2. P & L Program: With this program we need a P & L Statement from your accountant in lieu of tax returns which will show us the income for the borrower
3. 1099 Program: Great program for contractors and other borrowers who have different jobs during the year. For example: a construction company that does rehab work for various companies.
4. Asset Depletion Loans: For self-employed individuals with significant assets but irregular income, asset depletion loans calculate a borrower’s income based on their liquid assets divided by a set period (usually 360 months)..
Choosing the Right Program
The best program depends on individual circumstances, including income consistency, credit score, available assets, and down payment ability. Here are some steps to choose the right program:
- Evaluate Income Documentation: Determine what documentation you can provide. If you have comprehensive bank statements, a bank statement loan might be the best fit.

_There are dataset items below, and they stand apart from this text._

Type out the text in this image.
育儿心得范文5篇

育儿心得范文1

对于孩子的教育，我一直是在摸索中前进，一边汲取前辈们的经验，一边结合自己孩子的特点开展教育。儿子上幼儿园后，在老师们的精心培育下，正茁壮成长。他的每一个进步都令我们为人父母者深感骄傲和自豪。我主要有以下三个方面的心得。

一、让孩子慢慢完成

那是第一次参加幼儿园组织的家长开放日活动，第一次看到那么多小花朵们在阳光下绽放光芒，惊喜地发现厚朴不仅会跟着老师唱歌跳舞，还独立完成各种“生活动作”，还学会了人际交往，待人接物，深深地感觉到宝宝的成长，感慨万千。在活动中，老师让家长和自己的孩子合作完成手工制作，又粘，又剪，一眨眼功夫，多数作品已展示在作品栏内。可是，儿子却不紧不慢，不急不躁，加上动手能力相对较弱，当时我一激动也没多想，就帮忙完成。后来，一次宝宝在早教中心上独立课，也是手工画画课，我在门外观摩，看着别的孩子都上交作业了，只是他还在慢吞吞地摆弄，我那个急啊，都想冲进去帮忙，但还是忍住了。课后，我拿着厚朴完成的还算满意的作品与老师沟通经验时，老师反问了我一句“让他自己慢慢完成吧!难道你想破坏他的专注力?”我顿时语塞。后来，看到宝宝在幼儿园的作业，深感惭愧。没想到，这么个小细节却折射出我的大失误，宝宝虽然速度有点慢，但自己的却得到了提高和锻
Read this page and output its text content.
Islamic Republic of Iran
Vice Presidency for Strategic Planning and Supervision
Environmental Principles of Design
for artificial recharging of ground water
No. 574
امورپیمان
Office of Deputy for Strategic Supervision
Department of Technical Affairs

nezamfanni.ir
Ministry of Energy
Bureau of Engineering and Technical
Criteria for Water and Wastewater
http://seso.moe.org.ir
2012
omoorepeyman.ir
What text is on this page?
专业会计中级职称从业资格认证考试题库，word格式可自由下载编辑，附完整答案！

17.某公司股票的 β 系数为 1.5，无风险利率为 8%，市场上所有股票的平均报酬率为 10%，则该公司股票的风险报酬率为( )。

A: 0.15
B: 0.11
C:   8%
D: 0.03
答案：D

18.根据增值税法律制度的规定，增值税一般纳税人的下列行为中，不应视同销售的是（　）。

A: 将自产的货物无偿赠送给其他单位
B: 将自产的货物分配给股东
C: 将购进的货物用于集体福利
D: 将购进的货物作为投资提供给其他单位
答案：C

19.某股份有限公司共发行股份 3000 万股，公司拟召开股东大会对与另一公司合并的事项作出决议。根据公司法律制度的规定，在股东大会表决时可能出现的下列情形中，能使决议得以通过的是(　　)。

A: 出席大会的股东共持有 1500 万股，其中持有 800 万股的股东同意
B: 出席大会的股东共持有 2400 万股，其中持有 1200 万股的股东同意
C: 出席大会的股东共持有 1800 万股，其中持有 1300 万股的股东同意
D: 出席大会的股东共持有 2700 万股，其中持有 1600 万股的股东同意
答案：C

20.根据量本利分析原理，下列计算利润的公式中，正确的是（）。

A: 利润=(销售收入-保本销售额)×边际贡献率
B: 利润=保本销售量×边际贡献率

- Consult with Lenders: Speak to lenders specializing in self-employed mortgages. They can guide you to the best options based on your financial profile. As loan brokers we do that for you.
- Consider Terms and Rates: Compare the terms and interest rates offered by different programs. Some might have higher rates but offer more flexibility in documentation.
- Assess Your Financial Health: Ensure you have a good credit score and enough reserves to meet down payment and reserve requirements.